Rarement évoqué lorsqu'on discute des questions de droits d'auteur appliquées aux métiers de l'information-documentation, ce test doit pourtant être sérieusement pris en compte dans de nombreuses situations professionnelles.
Il nous est donc apparu utile de donner un coup de projecteur sur ce dispositif.
Sur les traces historiques du test
Le dispositif est issu du double traité de l'OMPI (Organisation mondiale de la propriété intellectuelle) du 20 décembre 1996. Ce jour-là ont été signés au siège de l'organisation à Genève un traité sur les droits d'auteur dans la société de l'information et un autre sur les droits voisins dans la même société.
Les deux traités seront transposés dans de nombreux pays du monde, comme par exemple aux États-Unis par le Digital Millenium Copyright Act (DMCA) d'octobre 1998. La future Union européenne a pris en compte ces traités dans la célèbre directive du 22 mai 2001 "relative à certains aspects du droit d'auteur et des droits voisins dans la société de l'information" (ce qui a donné la sigle barbare DADVSI). Et la France s'est empressée de transposer ce texte, avec quelques années de retard comme trop souvent, par la loi dite aussi DADVSI du 1er août 2006.

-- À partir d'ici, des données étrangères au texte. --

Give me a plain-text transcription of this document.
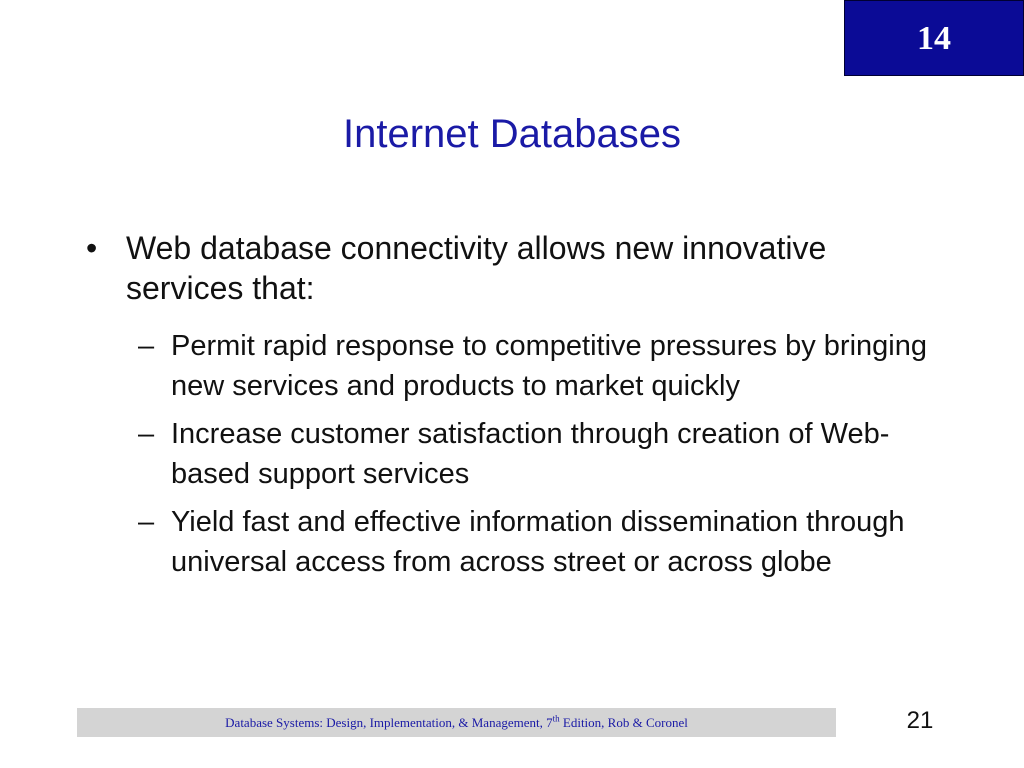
14
Internet Databases
• Web database connectivity allows new innovative services that:
– Permit rapid response to competitive pressures by bringing new services and products to market quickly
– Increase customer satisfaction through creation of Web-based support services
– Yield fast and effective information dissemination through universal access from across street or across globe
Database Systems: Design, Implementation, & Management, 7th Edition, Rob & Coronel	21
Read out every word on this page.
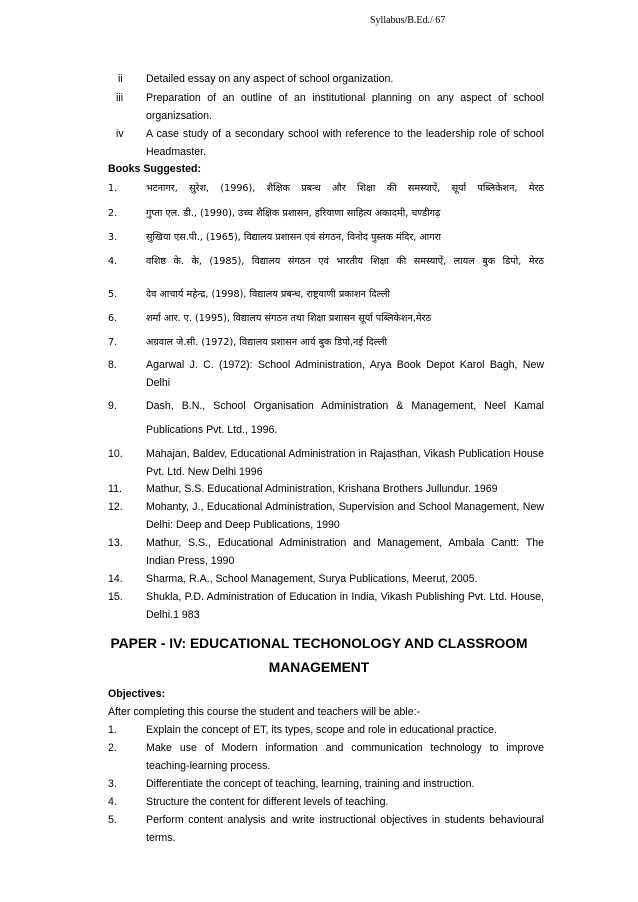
Syllabus/B.Ed./ 67
ii Detailed essay on any aspect of school organization.
iii Preparation of an outline of an institutional planning on any aspect of school
organizsation.
iv A case study of a secondary school with reference to the leadership role of school
Headmaster.
Books Suggested:
1.	भटनागर, सुरेश, (1996), शैक्षिक प्रबन्ध और शिक्षा की समस्याऐं, सूर्या पब्लिकेशन, मेरठ
2.	गुप्ता एल. डी., (1990), उच्च शैक्षिक प्रशासन, हरियाणा साहित्य अकादमी, चण्डीगढ़
3.	सुखिया एस.पी., (1965), विद्यालय प्रशासन एवं संगठन, विनोद पुस्तक मंदिर, आगरा
4.	वशिष्ठ के. के, (1985), विद्यालय संगठन एवं भारतीय शिक्षा की समस्याऐं, लायल बुक डिपो, मेरठ
5.	देव आचार्य महेन्द्र, (1998), विद्यालय प्रबन्ध, राष्ट्रवाणी प्रकाशन दिल्ली
6.	शर्मा आर. ए. (1995), विद्यालय संगठन तथा शिक्षा प्रशासन सूर्या पब्लिकेशन,मेरठ
7.	अग्रवाल जे.सी. (1972), विद्यालय प्रशासन आर्य बुक डिपो,नई दिल्ली
8.	Agarwal J. C. (1972): School Administration, Arya Book Depot Karol Bagh, New
Delhi
9.	Dash, B.N., School Organisation Administration & Management, Neel Kamal
Publications Pvt. Ltd., 1996.
10. Mahajan, Baldev, Educational Administration in Rajasthan, Vikash Publication House
Pvt. Ltd. New Delhi 1996
11. Mathur, S.S. Educational Administration, Krishana Brothers Jullundur. 1969
12. Mohanty, J., Educational Administration, Supervision and School Management, New
Delhi: Deep and Deep Publications, 1990
13. Mathur, S.S., Educational Administration and Management, Ambala Cantt: The
Indian Press, 1990
14. Sharma, R.A., School Management, Surya Publications, Meerut, 2005.
15. Shukla, P.D. Administration of Education in India, Vikash Publishing Pvt. Ltd. House,
Delhi.1 983
PAPER - IV: EDUCATIONAL TECHONOLOGY AND CLASSROOM
MANAGEMENT
Objectives:
After completing this course the student and teachers will be able:-
1.	Explain the concept of ET, its types, scope and role in educational practice.
2.	Make use of Modern information and communication technology to improve
teaching-learning process.
3.	Differentiate the concept of teaching, learning, training and instruction.
4.	Structure the content for different levels of teaching.
5.	Perform content analysis and write instructional objectives in students behavioural
terms.
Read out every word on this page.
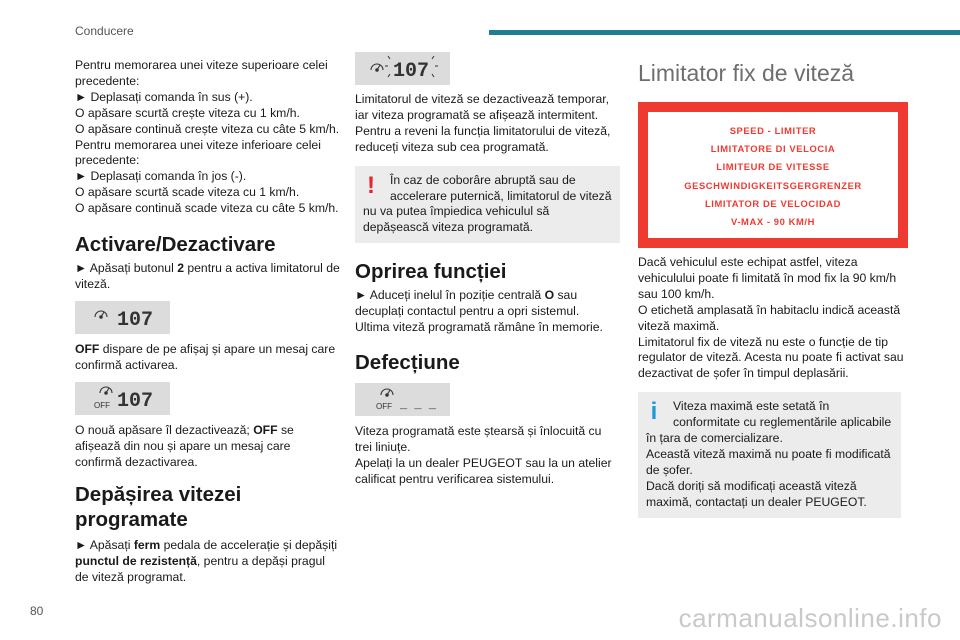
Conducere

Pentru memorarea unei viteze superioare celei precedente:
► Deplasați comanda în sus (+).
O apăsare scurtă crește viteza cu 1 km/h.
O apăsare continuă crește viteza cu câte 5 km/h.
Pentru memorarea unei viteze inferioare celei precedente:
► Deplasați comanda în jos (-).
O apăsare scurtă scade viteza cu 1 km/h.
O apăsare continuă scade viteza cu câte 5 km/h.

Activare/Dezactivare

► Apăsați butonul 2 pentru a activa limitatorul de viteză.

107

OFF dispare de pe afișaj și apare un mesaj care confirmă activarea.

OFF 107

O nouă apăsare îl dezactivează; OFF se afișează din nou și apare un mesaj care confirmă dezactivarea.

Depășirea vitezei programate

► Apăsați ferm pedala de accelerație și depășiți punctul de rezistență, pentru a depăși pragul de viteză programat.

107

Limitatorul de viteză se dezactivează temporar, iar viteza programată se afișează intermitent.
Pentru a reveni la funcția limitatorului de viteză, reduceți viteza sub cea programată.

!	În caz de coborâre abruptă sau de accelerare puternică, limitatorul de viteză

nu va putea împiedica vehiculul să depășească viteza programată.

Oprirea funcției

► Aduceți inelul în poziție centrală O sau decuplați contactul pentru a opri sistemul.
Ultima viteză programată rămâne în memorie.

Defecțiune
OFF _ _ _

Viteza programată este ștearsă și înlocuită cu trei liniuțe.
Apelați la un dealer PEUGEOT sau la un atelier calificat pentru verificarea sistemului.

Limitator fix de viteză
SPEED - LIMITER
LIMITATORE DI VELOCIA
LIMITEUR DE VITESSE
GESCHWINDIGKEITSGERGRENZER
LIMITATOR DE VELOCIDAD
V-MAX - 90 KM/H

Dacă vehiculul este echipat astfel, viteza vehiculului poate fi limitată în mod fix la 90 km/h sau 100 km/h.
O etichetă amplasată în habitaclu indică această viteză maximă.
Limitatorul fix de viteză nu este o funcție de tip regulator de viteză. Acesta nu poate fi activat sau dezactivat de șofer în timpul deplasării.

i	Viteza maximă este setată în conformitate cu reglementările aplicabile

în țara de comercializare.
Această viteză maximă nu poate fi modificată de șofer.
Dacă doriți să modificați această viteză maximă, contactați un dealer PEUGEOT.

80	carmanualsonline.info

Une limitation supplémentaire aux exceptions du droit d'auteur
Aux termes de ce test, les exceptions au monopole d'exploitation de l'auteur ne suffisent plus pour autoriser l'éventuelle libre exploitation d'une œuvre d'auteur. Encore faut-il que cette exception ne nuise pas aux intérêts des auteurs.
Les trois étapes à respecter
Pour pouvoir utiliser ("exploiter" dans le jargon du droit d'auteur) une œuvre sans l'accord de son auteur il faut franchir trois étapes de test :
- L'exploitation doit être autorisée par une exception dans la loi de son pays ;
- L'exception utilisée ne doit pas porter atteinte à l'exploitation normale de l'œuvre ;
- Elle ne doit pas causer de préjudice aux intérêts de l'auteur.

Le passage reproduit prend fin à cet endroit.